Les juniors y étaient presque…

Samedi 25 janvier 2020 – Pour cette 9è journée de championnat, le ciel est brumeux comme le classement actuel de nos juniors. Tout le monde attend cette éclaircie qui conduirait enfin nos juniors vers une seconde partie de saison plus sereine. Car faut-il le rappeler, la dernière victoire remonte déjà au 09 novembre dernier…une éternité ! Sauf que les adversaires du jour sont les Dijonnais et qu’ils n’ont pas pour habitude de brader la moutarde.

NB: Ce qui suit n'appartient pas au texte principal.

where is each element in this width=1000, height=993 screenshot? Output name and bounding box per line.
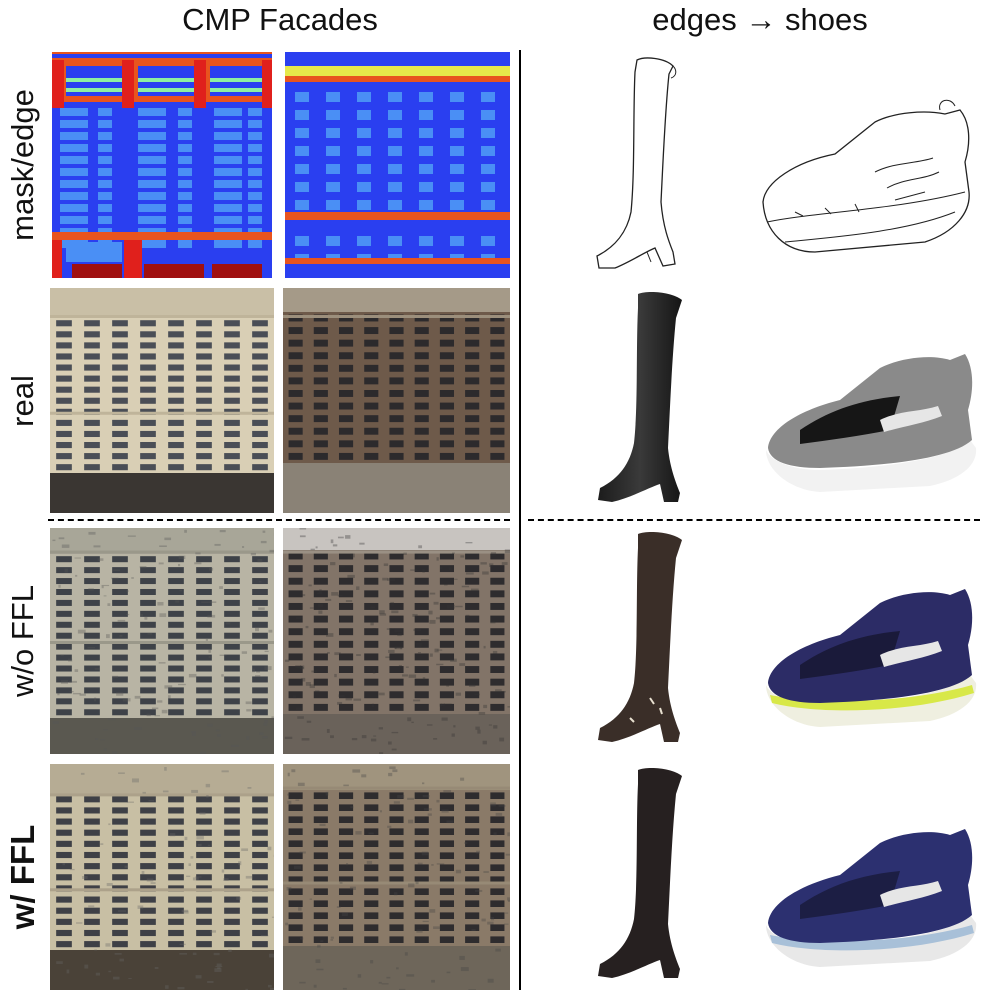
shoes-column-header: edges → shoes — [640, 2, 880, 38]
column-divider — [519, 50, 521, 990]
facade-real-1 — [50, 288, 274, 513]
sneaker-edge-sketch — [755, 92, 980, 272]
sneaker-without-ffl — [760, 575, 982, 745]
sneaker-with-ffl — [760, 815, 982, 985]
facade-mask-1 — [52, 52, 272, 278]
dashed-divider-right — [528, 519, 980, 521]
facade-with-ffl-2 — [283, 764, 510, 990]
facade-without-ffl-1 — [50, 528, 274, 754]
row-label-with-ffl: w/ FFL — [0, 764, 46, 990]
sneaker-real-photo — [760, 340, 982, 508]
facade-mask-2 — [285, 52, 510, 278]
boot-real-photo — [590, 288, 700, 513]
facade-real-2 — [283, 288, 510, 513]
row-label-real: real — [0, 288, 46, 514]
boot-edge-sketch — [585, 52, 695, 278]
boot-without-ffl — [590, 528, 700, 754]
row-label-without-ffl: w/o FFL — [0, 528, 46, 754]
dashed-divider-left — [48, 519, 510, 521]
facades-column-header: CMP Facades — [170, 2, 390, 38]
facade-with-ffl-1 — [50, 764, 274, 990]
boot-with-ffl — [590, 764, 700, 990]
facade-without-ffl-2 — [283, 528, 510, 754]
row-label-mask-edge: mask/edge — [0, 52, 46, 278]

A peine 180 secondes de jeu et les coachs messins sont déjà en plein doute : le premier essai dijonnais est marqué (0-7, 3è). La vitesse et la précision des passes des joueurs adverses n’augurent rien de bon pour nos messins. Toutefois, le jeu s’équilibre dans les minutes suivantes. On dirait même que la machine dijonnaise s’enraye, nos adversaires commettent de nombreuses fautes. Mais les messins ne profitent pas des deux pénalités qui s’offrent à eux aux 9è et 14è minutes de jeu. Réglage de mire et puissance du coup de pied sont autant de détails qui peuvent se révéler fondamentaux dans une saison….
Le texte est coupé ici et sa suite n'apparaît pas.